100 People You’ve Been At Some Point In Your Life
By Ann Midori
It’s easy to get caught up in the idea of “identities.” We are “Introverts” and “Single Girls,” “Twenty-Somethings” and “Hopeless Romantics.” We are Carries, and Charlottes, some of us even Samanthas.
But before you judged yourself by these metrics, before you hated your thighs, and counted your exes, and saw yourself through the harsh eyes of what you imagine to be everyone else’s opinions, you were somebody’s newborn child (1), a bright-eyed, mysterious being (2), and the second your mother saw you she was overcome with love, and the need to protect you – you were the center around which the world turned (3). And you were another’s child, too (4). He held you at arm’s length, saw his future in your eyes (5). You were taken to your grandparent’s house, and to them, you were the newest face of their family (6)—maybe the last they would ever see. You were a niece or nephew (7), someone to nanny (8) and to them, you were a burst of joy in their days (9). Even strangers were moved when they saw you in-line at the store (10).
To your siblings, you were ally (11), friend (12) and foe (13). At school, you were both a pest (14) and delight (15). Sometimes when you looked worried, your teacher had to refrain from hugging you with all her might and at those times, you were almost like her own child (16). You learned what it meant to be someone’s best friend (17), had enemies (18), teammates (19), and those who sought your approval (20). You were a nuisance to neighbors (21), the bane of a waiter who knew you’d just order milk and spill (22). You cried in public (23), made handprints on windows (24), and still, to everyone, you were the fresh air of life (25).

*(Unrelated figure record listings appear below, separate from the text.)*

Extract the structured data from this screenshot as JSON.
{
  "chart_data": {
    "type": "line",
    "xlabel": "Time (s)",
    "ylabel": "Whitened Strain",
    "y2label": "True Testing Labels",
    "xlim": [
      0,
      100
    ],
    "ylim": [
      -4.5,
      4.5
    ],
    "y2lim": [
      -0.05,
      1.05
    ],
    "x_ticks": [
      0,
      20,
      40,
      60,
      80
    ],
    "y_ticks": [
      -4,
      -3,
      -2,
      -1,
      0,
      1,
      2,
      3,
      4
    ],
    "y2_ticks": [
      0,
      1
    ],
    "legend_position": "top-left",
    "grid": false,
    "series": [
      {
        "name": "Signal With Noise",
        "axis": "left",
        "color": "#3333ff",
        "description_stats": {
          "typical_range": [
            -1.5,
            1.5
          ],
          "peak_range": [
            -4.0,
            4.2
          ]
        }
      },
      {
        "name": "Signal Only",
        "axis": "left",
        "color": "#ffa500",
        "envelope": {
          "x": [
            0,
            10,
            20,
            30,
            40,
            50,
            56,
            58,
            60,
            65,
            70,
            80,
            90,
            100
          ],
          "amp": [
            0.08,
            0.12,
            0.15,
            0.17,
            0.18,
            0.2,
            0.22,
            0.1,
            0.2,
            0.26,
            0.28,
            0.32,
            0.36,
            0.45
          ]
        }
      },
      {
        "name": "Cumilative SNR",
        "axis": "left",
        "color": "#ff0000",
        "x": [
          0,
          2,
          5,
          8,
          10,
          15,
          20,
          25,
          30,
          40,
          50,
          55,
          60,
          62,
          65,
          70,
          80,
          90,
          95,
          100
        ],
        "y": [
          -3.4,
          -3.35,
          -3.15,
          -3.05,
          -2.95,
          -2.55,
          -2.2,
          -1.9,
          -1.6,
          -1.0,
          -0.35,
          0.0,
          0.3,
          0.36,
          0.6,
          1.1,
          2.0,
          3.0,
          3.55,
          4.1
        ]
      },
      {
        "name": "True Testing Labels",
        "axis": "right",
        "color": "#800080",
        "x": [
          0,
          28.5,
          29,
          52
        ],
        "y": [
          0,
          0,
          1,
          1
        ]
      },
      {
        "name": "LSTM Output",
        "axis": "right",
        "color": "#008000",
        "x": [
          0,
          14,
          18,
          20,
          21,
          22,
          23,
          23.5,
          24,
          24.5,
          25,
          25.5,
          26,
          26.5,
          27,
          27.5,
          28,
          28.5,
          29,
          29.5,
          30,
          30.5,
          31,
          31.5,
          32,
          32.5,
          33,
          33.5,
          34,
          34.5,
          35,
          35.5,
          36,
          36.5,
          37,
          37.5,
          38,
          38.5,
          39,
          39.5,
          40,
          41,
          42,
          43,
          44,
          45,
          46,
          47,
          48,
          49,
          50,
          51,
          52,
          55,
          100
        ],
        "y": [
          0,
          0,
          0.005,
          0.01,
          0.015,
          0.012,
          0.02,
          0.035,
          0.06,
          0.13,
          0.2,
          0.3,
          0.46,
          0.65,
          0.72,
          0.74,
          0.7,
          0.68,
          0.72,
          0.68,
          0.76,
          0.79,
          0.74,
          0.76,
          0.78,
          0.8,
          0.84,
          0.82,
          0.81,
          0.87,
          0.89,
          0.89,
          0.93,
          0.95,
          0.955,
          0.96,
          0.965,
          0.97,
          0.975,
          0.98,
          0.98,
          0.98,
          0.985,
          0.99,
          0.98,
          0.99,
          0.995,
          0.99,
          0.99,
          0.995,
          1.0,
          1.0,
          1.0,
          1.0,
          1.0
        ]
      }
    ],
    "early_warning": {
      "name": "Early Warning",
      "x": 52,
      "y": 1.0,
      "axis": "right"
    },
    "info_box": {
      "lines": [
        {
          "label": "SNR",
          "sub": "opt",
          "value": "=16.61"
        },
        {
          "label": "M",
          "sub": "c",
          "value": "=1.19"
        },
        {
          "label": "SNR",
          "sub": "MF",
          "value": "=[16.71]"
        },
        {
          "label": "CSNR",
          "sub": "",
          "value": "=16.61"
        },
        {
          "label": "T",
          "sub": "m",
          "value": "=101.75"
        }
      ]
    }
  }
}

You grew up, became smarter than somebody else (26). To your parents, your halo was tested. You were a brat (27), a mess (28) a mouth to feed (29). More than anything, you began to remind them of them, which made you both terrifying (30) and special (31). At some point, you were the victim of somebody’s trick (32), another time, one in a sea of faces that judged the weird kid in class when he spoke (33) – your expression will stay in his mind forever.
Eventually, someone began to notice your gestures and voice in a different light (34). You became someone’s crush (35), the source of extreme anxiety. Soon enough, you were a date (36) and a kiss (37), a person with whom things just might go further (38). You were a teller of secrets (39) a keeper of lies (40), a spreader of gossip (41), (including that one thing that no one should ever have known). You became a consumer (42), once even a thief (43). On busses, you were another person who did or didn’t say thank you (44). You were the party at Table 6 (45) and you left a good tip (46). You were the nervous kid who asked for directions (47), the helpful stranger who held the door (48). You almost cut off someone’s car in traffic (49). You caught someone’s eye because you resembled his niece (50).
Year after year, you took standardized tests, became a statistic (51) from which politicians made points in debates. You were a part-time employee (52), a payer of taxes (53), a percentage of people who didn’t recycle their bottles (54). With money, you became marketing gold (55), with nothing to buy but candy and clothes. You saw yourself reflected in ads, the hot young teenagers smiling with Coke’s in hand (56). You explored identities, “artist” (57), “writer” (58), “punk” (59), “unapologetic slut” (60). You were a sex object (61), even when you didn’t intend or want. You traveled, and thus were resented (62), and envied (63), and seen as a quick source of cash (64). You may even have been a potential victim (65), scoped out for your foreign face (66).
Sooner or later, you became someone’s first, soul-crushing love (67), and then, just like that, you became someone’s ex (68), and somebody else’s (69) and somebody else’s (70). At a show, you were a body pushed into somebody else’s. (71). You were one in a sea of human faces filling the hole in some musician’s sense of self worth (72). You were the person who puked in somebody’s cab, which he quietly cleaned while his wife prepared dinner inside (73).
To your pets, you were life-source, (72) God, (73) and servant (74) in one. A warm lap (75), harsh voice (76), and arm that could hurl a ball (77). One day, you were the angel of death, laying him down on a table with heavy tears (78). To some, you became a leader (79), a position to which they aspired (80), and when you were an underachiever (81) you were another bad influence on them (82).
Now, when you walk around in the world, you are part of the scene on which somebody else projects his life (83) as a minor role (84) as the future lead (85). You’re a reminder of what it felt like to be young (86), a preview of what it will feel like to age (87), a judge of their outfits (88) an inspiration (89), a threat (90). You’re “an example of your ethnicity,” (91), and the reason your generation sucks (92).
And in this very moment, you are a reader (93), a critical thinker (94), someone who takes this piece and filters it through the lens of her life (95) – a free citizen who can share or dislike (96), armed with all your experiences, you are a hundred people (97), a hundred opinions, (98), a piece of the Earth (99), and the love of your mother’s life (100).